Currently, the Ganda account for more than 17% of Uganda’s population, making them the biggest ethnic group in the country. This invariably means that their Luganda language is also the most spoken.
Indeed, it is technically right to argue that Uganda is simply the modern Ganda nation. As a result of the centrality to Ugandan identity and history, the Ganda people are better described as a subnational kingdom as opposed to an ethnic group.
In pre-colonial times, the agrarian people established a strong kingdom by the middle 1800s. Crop cultivation and animal husbandry were not the only activities the Ganda engaged in. They were also acclaimed metallurgists.
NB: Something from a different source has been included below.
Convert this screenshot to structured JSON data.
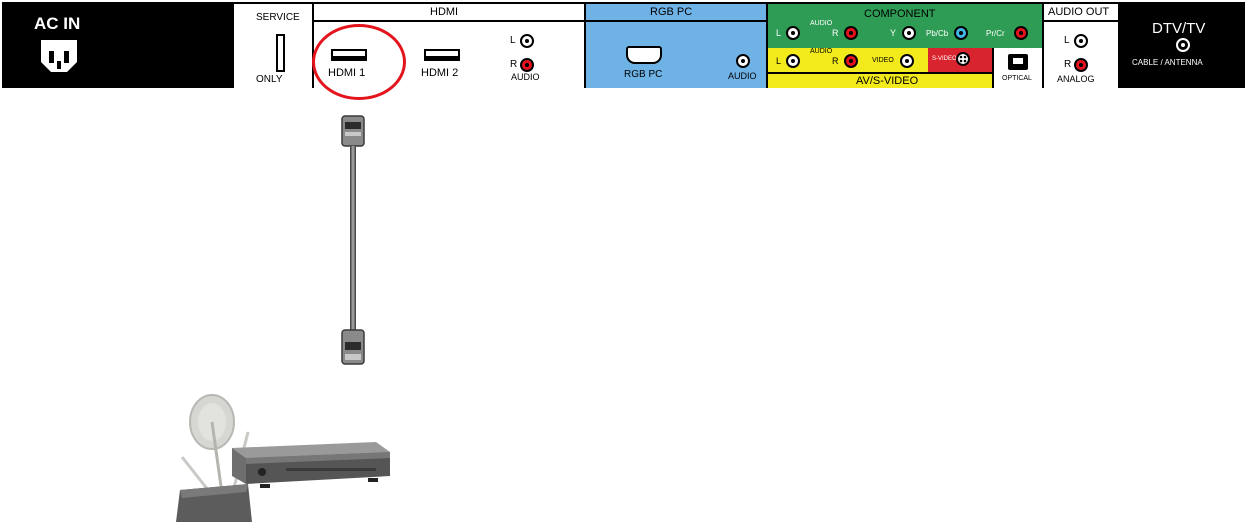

Like many African peoples whose ways of life were disturbed by Europeans, the Ganda kept a social and political system. They had their faith and their deities, too.
But by the 1880s, they were split into different faiths, namely, those who identified with the local traditions; Catholics who had been proselytized by Iberian explorers; Protestants, as well as Muslims who had been influenced by Islam that had taken root in East Africa around the 16th century.